Immunotherapy Use in Advanced Solid Tumors - Episode 14

The Next Wave in Checkpoint Inhibition

Transcript:Mark A. Socinski, MD: That actually brings up the next point that I want to make, and I’ll start with Howard here. We’ve had this tsunami of CTLA4 and PD-L1 inhibitors. Then we start to hear about things like LAG-3 and OX40. What’s the next wave going to bring us?

Howard L. Kaufman, MD: Well, I think these checkpoints really block the inhibition of the T cell and keep them alive, and the next rounds are going to be focused on the agonist antibodies that really stimulate the T cell. So, things like OX40, 4-1BB really work to give the T cells a signal to stay on and in many cases, to go on and enter into a more memory-type phenotype. I think these are going to be quite powerful potentially, especially when you can combine something that turns the T cell on with something that prevents it from coming off, I’d be very careful about toxicities that we may not be able to even anticipate, given what we know now. But, I think that’s going to be the future. And these studies are beginning to be reported already this year.

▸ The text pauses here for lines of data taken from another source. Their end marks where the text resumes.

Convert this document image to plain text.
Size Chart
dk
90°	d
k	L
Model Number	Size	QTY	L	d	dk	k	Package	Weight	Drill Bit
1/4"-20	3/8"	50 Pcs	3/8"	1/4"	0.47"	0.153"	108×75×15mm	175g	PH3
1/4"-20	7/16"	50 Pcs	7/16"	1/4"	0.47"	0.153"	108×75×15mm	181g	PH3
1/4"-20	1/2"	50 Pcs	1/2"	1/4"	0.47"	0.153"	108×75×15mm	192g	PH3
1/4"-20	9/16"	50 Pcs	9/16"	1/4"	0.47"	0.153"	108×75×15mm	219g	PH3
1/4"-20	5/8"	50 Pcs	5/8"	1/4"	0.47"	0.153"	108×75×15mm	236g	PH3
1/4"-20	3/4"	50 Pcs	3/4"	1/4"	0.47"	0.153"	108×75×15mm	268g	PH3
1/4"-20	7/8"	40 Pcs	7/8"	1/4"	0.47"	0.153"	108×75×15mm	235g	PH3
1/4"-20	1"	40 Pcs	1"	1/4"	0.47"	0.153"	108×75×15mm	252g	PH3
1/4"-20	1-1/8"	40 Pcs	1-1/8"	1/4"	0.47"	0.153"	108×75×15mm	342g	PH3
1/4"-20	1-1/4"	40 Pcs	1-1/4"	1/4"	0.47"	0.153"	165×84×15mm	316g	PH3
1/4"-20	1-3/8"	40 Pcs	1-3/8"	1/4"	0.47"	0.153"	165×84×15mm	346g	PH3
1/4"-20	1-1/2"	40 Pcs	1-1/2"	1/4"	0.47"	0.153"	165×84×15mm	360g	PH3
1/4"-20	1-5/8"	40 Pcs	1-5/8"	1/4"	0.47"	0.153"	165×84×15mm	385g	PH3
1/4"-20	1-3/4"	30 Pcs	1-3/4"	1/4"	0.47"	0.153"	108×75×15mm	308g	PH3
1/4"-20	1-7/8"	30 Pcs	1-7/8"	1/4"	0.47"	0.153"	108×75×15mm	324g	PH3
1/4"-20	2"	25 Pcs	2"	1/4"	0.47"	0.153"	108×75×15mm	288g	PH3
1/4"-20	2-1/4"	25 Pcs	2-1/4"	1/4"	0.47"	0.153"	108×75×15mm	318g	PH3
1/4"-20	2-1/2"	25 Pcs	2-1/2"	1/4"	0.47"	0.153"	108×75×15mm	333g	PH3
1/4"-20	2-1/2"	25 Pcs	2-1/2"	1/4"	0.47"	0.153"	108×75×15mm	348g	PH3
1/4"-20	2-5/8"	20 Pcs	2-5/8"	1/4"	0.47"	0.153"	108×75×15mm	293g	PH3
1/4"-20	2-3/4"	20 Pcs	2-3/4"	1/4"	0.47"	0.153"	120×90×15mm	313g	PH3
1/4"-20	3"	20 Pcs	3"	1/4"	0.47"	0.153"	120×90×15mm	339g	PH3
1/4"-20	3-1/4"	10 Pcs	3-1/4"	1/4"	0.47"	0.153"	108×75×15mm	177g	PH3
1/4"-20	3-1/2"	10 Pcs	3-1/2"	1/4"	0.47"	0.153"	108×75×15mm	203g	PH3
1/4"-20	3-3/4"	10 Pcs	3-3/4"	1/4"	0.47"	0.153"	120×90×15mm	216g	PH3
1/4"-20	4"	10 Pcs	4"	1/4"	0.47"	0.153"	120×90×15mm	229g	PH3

Mark A. Socinski, MD: John, I want to ask you because I think one of the other unmet needs that we’ve talked about is that right half of the curve where there are more people alive. We know, at least currently, that the immunotherapeutic drugs are not great answers for every patient. And we’ve talked a lot about how we can develop strategies to increase the percentage of patients. But, the other approach is to identify patients that are getting the real benefit, and it gets back to biomarkers. We talked about PD-L1 status, and that’s currently a complementary diagnostic. But, we hear about things like mutational load, immunoscore, and all these other things. What’s your perspective on where we may be 2, 3 years from now?

John V. Heymach, MD, PhD: I think, in some ways, we’ve been spoiled by the success of some genomic markers that are absolutely clear-cut—for example, starting with the BCR-ABL, where it’s the target and it’s the biomarker for the drug, moving on to KIT in GI stromal tumors, and then EGFR and ALK in lung. If you use that as a standard for a biomarker, where if you’ve got that target, you’ve got a 70% or 80% chance of responding and if you don’t have that target, you have almost a 0% chance of responding, I think we’re going to be disappointed in immunotherapy biomarkers for a long time, because it isn’t a single driver oncogene. It’s a more complex environment. So, I think biomarkers are going to come along more slowly, and they’re going to be more multidimensional. And by multidimensional, we already believe there are several different influences both in the microenvironment and in the tumor cell. To give you some examples, work from Naiyer Rizvi and others has shown that the number of mutations in lung cancer correlates with better response. This was shown in melanoma and other diseases.

But, we’ve actually seen independently—and this is something just reported from Don Gibbons and the rest of our group—that epithelial mesenchymal transition (EMT) status, where a tumor undergoes a change where it adopts a more aggressive phenotype, actually turns up its checkpoint factors and it suppresses the immune system. And mutation burden and EMT status are completely independent of one another. But, they’re both associated with response to checkpoint factors, or at least levels of checkpoint factors. And I mentioned before that there are some tumors that have a high mutation burden, but are poorly responsive to immunotherapy.

So, really, we have to be agnostic and to not think we know more than we do about this, and think that it’s settled. What I’d say so far is just starting with the simplest PD-L1, it’s a pretty good biomarker. It’s widely criticized. There are a lot of different ways to measure it. But, no matter how you measure it in everybody’s studies, more of it is associated with more benefit.

Mark A. Socinski, MD: It makes a difference.

John V. Heymach, MD, PhD: But, we still can’t distinguish just what you said: who is going to be the long-term survivor and who isn’t. This is going to be a long-term problem, and there’s not going to be a quick solution with one marker. But, I think there are already three or four different directions that are going to be promising to pursue.